Greetings and salutations, my people. Here is a stock photo that came with my first post text. I like it, so I have kept it. How wondrous.
John (smallest broski) and I have just finished hiking our first 100 miles, and so now I am blogging about it. There are many things, but in the interests of your attention span and efficiency of time, I shall limit them to a few carefully curated bullet points, chosen to give you the fullest experience with the least amount of effort. Here goes…
- Trail Farts. My hiking partner says he is innocent. My olfactory appendages beg to differ. You may think, smallest broski, that you are safe farting 100 feet ahead of me. Trust me. You are not. On those still, golden summery evenings, nothing stays in the air better than those dancing motes of dust… and your farts. Stop it.
- Trail Angels. So before four days ago, the trail was quite dry. Exceedingly dry. One might even call it, “I have touched the Ark of the Covenant and am unworthy, unlike our good friend Indiana Jones” dry. Luckily for us, we are more like Indiana Jones than that other dude.

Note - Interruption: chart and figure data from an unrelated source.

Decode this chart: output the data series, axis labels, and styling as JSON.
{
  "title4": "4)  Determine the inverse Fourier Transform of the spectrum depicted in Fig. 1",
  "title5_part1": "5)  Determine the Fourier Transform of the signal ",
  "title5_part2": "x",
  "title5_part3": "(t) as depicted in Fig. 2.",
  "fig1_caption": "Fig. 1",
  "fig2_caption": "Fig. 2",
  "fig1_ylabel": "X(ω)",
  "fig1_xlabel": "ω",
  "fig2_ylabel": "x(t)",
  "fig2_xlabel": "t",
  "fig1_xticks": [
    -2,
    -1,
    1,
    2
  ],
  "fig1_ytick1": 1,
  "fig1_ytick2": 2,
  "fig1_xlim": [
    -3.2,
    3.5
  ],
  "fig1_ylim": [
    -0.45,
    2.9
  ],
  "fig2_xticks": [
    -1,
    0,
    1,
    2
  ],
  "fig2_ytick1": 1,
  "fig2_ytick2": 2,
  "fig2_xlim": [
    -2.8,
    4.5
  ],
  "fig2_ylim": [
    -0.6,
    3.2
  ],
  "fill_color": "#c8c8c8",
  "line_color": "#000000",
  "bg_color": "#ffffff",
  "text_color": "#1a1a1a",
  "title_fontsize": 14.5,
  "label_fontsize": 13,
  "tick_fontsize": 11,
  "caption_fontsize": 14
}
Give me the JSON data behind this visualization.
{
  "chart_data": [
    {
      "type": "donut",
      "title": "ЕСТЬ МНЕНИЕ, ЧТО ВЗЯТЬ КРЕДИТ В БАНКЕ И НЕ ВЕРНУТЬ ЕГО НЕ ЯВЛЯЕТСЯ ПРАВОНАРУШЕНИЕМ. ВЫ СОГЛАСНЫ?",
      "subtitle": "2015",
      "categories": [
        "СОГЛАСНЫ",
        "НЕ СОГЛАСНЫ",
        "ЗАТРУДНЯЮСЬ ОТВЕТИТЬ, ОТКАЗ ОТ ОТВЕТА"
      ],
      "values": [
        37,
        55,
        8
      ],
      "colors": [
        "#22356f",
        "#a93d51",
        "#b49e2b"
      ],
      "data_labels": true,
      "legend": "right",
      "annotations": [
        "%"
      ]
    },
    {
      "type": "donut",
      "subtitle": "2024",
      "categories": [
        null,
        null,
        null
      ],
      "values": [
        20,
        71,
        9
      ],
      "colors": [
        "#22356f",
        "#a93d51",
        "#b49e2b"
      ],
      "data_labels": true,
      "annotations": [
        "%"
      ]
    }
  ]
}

We happened to meet the person responsible for the upkeep of the trail in one of our sections, because she had to go to the Dollar Store to obtain white-out, and we had to go to the Dollar Store to obtain ice cream in the middle of our hike. She, rightfully concerned about the next 30 waterless miles on top of a ridgeline, then proceeded to leave us water at carefully chosen points, so that we are not here speaking to you as shriveled husks. This is only a single example of trail greatness:
Speaking of water, though, leads us to our next point, which is…
- Trail Rain. Some of you may have heard of tropical storm Cindy. She is tearing through the area at a fine 9 miles per hour, as I write, dripping tediously upon the forests and denuded mountain nubs of northern Alabama. Luckily for us dedicated connoisseurs of trailhood, we do not mind. *coughcoughcough* Ok, that was a lie. Think on this, my peoples. Four days with everything around you dripping on your head like a long, neverending form of Chinese torture. Even worse, it drips on your bag, on your rain gear, on your tent, on your fingernails as you make foods, on your DANGBLASTED FIRE THAT I MADE BECAUSE IT WAS RAINING TAKE THAT, RAINS, TAKE THAT. Oh… Speaking of…
- Trail Fire! HUZZAH
Nothing warms the cockles of my erstwhile hiking heart more than topping a ridge and being greeted by the whiff of smoke and this glorious sight. HUZZAH. Will we die? I KNOW NOT, SMALLEST BROTHER, I KNOW NOT. We eventually determined that these were probably prescribed burns, figured that the wind was blowing in the other direction, so if it got out of hand we were still out of the line of fire (aha. ha. ha) and moved on with our lives. I am sure you will be delighted to hear that we did not burn.
At any rate, so ends our first 100 miles. Also, my attention span is short. I am tired. Perhaps someday I shall make you another post. A better post. One with tiny things.